As a labor-movement rallying cry, it’s pretty hard to beat “No Contracts, No Pussy!” Clearly, the strippers who fought to unionize San Francisco‘s Lusty Lady Theater in 1996 figured out early on that winning the right to collective bargaining would involve not just guts and patience, but some calculated street theater too. Hence such picket-line exhortations as “Two, Four, Six, Eight — Don’t Go in To Masturbate!” and actions like “No Pink Day,” during which the women refused to spread their legs while shimmying in the round. There was lots more to the struggle to form one of the country‘s first unions for strippers, and all of it — or at least some of the funnier and more heartbreaking moments — is the subject of the new documentary Live Nude Girls Unite!, a muddle of good intentions and bad filmmaking that sneaks into your affections despite its artlessness and, more deleterious still, the narcissism of its co-director Julia Query.

Born in 1968, Query was working as a dancer at the Lusty Lady when she began shooting her documentary (shot on a Hi-8 video camera, then transferred to 16mm), later bringing in former dancer turned filmmaker Vicky Funari as collaborator. Subjected to unfair and, in some cases, illegal employer demands that ranged from dangerous working conditions to racial (and cup-size) discrimination, the women had begun to organize, articulating their hopes for better treatment and security and signing up with the Service Employees International Union, Local 790. Query, an out lesbian raised by a single mother, had begun working at the Lusty Lady to underwrite her self-avowed addiction to performing standup comedy. (Considering the snatches of her routine woven throughout the film, it’s understandable why she needed the day job; considering how shoddy the film looks, it‘s also obvious why she kept it.)

Query had been attracted to the Lusty Lady because she’d heard it was a hip feminist joint where most of the managers were women. It was and it wasn‘t. The dancers were groovy — tattooed and buzz-cut and self-aware (one woman speaks of “sex work as a sacred act”); these were not your father’s grind-house girls but women, some avowedly feminist, who claimed to enjoy taking their clothes off in front of strangers and, perhaps as important, one another. But despite its veneer, the theater still attracted (predictably enough) creeps with clandestine video cameras and, in one instance, a brandished gun. So the strippers — Coco, Decadence, Lolita, Sapphire and the rest — began to organize, a struggle that, also predictably, soon captured the interest of the media, becoming fodder for late-night TV.

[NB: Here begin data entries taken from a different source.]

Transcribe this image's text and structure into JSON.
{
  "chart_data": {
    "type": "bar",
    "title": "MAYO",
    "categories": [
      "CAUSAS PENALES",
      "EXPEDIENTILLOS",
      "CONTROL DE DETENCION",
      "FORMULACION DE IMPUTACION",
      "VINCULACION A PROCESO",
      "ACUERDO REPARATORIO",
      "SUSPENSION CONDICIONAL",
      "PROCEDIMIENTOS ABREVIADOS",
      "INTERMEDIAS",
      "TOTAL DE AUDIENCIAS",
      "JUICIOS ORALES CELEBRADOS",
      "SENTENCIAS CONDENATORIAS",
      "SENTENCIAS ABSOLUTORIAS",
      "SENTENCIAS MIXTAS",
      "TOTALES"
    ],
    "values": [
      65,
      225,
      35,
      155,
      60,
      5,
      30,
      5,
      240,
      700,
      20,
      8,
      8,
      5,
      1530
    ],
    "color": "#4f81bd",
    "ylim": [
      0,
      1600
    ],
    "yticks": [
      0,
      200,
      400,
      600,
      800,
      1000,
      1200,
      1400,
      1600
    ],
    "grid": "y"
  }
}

It may have sounded like a joke to the Ivy League types who churn out zingers for the likes of Jay Leno, but the strippers‘ effort to unionize wasn’t funny — it was moving and revolutionary. Query gets the pathos of the struggle, but her grasp on the political implications of the effort, much less the implications of self-determination for sex workers, is more tenuous — or at least not as strong as her desire to put her personal stuff front and center. It turns out Query is an exhibitionist whether stripping or shooting. Afraid to tell her mother how she earns her living, she turns the camera on herself and tries to sell us a parallel between the strippers-union fight and her own mother-daughter conflict. The kicker is that her mother, Dr. Joyce Wallace, is a heroic lifelong champion of prostitutes‘ rights. Here, though, she’s mostly a straw woman — and her daughter‘s dupe.

In one unpleasant, exploitative scene, Query tapes herself confessing to her mother face to face that she strips. Her mom cries. I bet mine would, too, but Query is trying to turn her mother’s private disappointment (“It‘s better to make a living with your mind than your body,” Mom says tearily) into an example of how uptight and wrong-headed some feminists are. Yeah, some are, and not just the older ones, either. The thing is, her mom isn’t Andrea Dworkin, she‘s Dr. Wallace, provider of health care and condoms for whores, and, crucially, a woman who raised a daughter to believe in the truth of Our Bodies, Our Selves. Query learned some of her lessons, but not all of them, well. Her biggest mistake is forgetting that when it comes to the classic formulation “The personal is the political,” you can’t have one without the other. Like too many feminists her age, Query enjoys a sense of personal entitlement that is more developed than her grasp of dialectics.

There‘s a larger argument at stake here — one voiced by the strippers’ lawyer, but lamentably underdeveloped by the filmmakers — between feminists who look on the sex industry with suspicion, and sex-radical feminists who don‘t just embrace the industry, but work in it. Too caught up in her own drama, Query never even gets around to explaining where her mother really stands in this debate; she’s too busy trying to get the woman‘s approval. That doesn’t make Live Nude Girls Unite! a bad film, only a film of maddening intellectual laziness. At their best, Query and Funari give voice to women and a political battle too often ignored outside gender-studies courses. At their worst, they transform a fascinating chapter in feminist history into the stuff of an encounter session, winning and whiny in equal measure.